JJ: It’s almost as if [laughs] caretaking in itself is decolonial! Gasp!
ED: [laughs] Yeah. Caretaking is my decolonial practice, to get into my full academic-ness.
JJ: Can you tell me about your newest collection, HIRAETH?
ED: When I started developing that collection I wanted it to be about the joy that I feel about where I come from, the joy of being in community, and the joy in my work. But then, as I tried to be like “Oh no, that’s too nostalgic, that has too much of a bitter taste to it, that’s too real,” I realized that I can’t sanitize my work so that it’s easier for people to consume.
I don’t want to play to anyone’s guilt just to sell clothes, you know? Obviously, my business needs to make money for it to sustain itself. But I’m not willing to shave down the truth to get to where I need to be. There’s a reason I am where I am, and I think that I’m not doing anybody any favours if I’m sitting here giving some rose-coloured-glasses version of my history and my people’s history, and how this country became a country.

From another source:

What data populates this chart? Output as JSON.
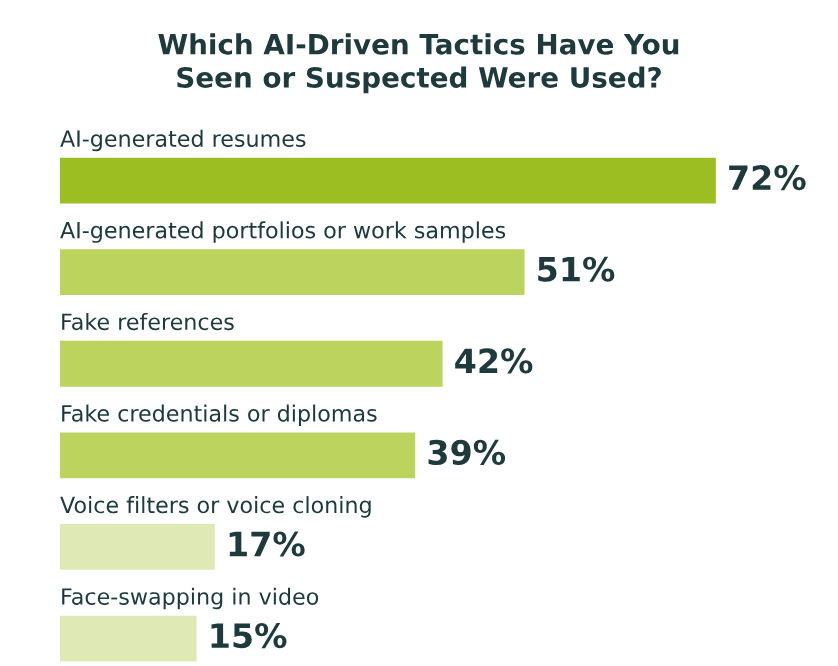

Then, I come upon the word “hiraeth.” Hiraeth kind of encapsulates everything that I’m saying with this collection right now. It’s this deep longing for home, a place that maybe never even existed.
But even when trying to sit in that joy and the happiness—there’s a reason why my people are so keen for a kitchen party, for a little bit of uninhibited joy and gathering and community. That’s what they did to survive. They created their own language, they created their own ways of dance, they created their own music. They created an existence. They thrived in their survival. And I can’t talk about the good things without remembering what was lost or what was sacrificed for me to be sitting here doing this interview.
After every collection, you always learn a little something new about how you want to move forward. To tell the truth, it’s not always going to be sunshine, lollipops, and rainbows. That might be something that would prevent somebody from buying my clothes, but if my clothes and what I say with my clothes makes you uncomfortable then maybe you shouldn’t be buying them or wearing them because you don’t really believe in or agree with what I have to say.
A friend of mine said hiraeth was like a combination of everything I’ve done. It was like all of the threads came together. I think it was a true representation of where I am right now, and that’s all that we can ask for. Because before, I was kind of doing that thing that mainstream fashion industry was doing to me. They were keeping me in two different categories. I’m not these two seperate things. I’m all of it, at once.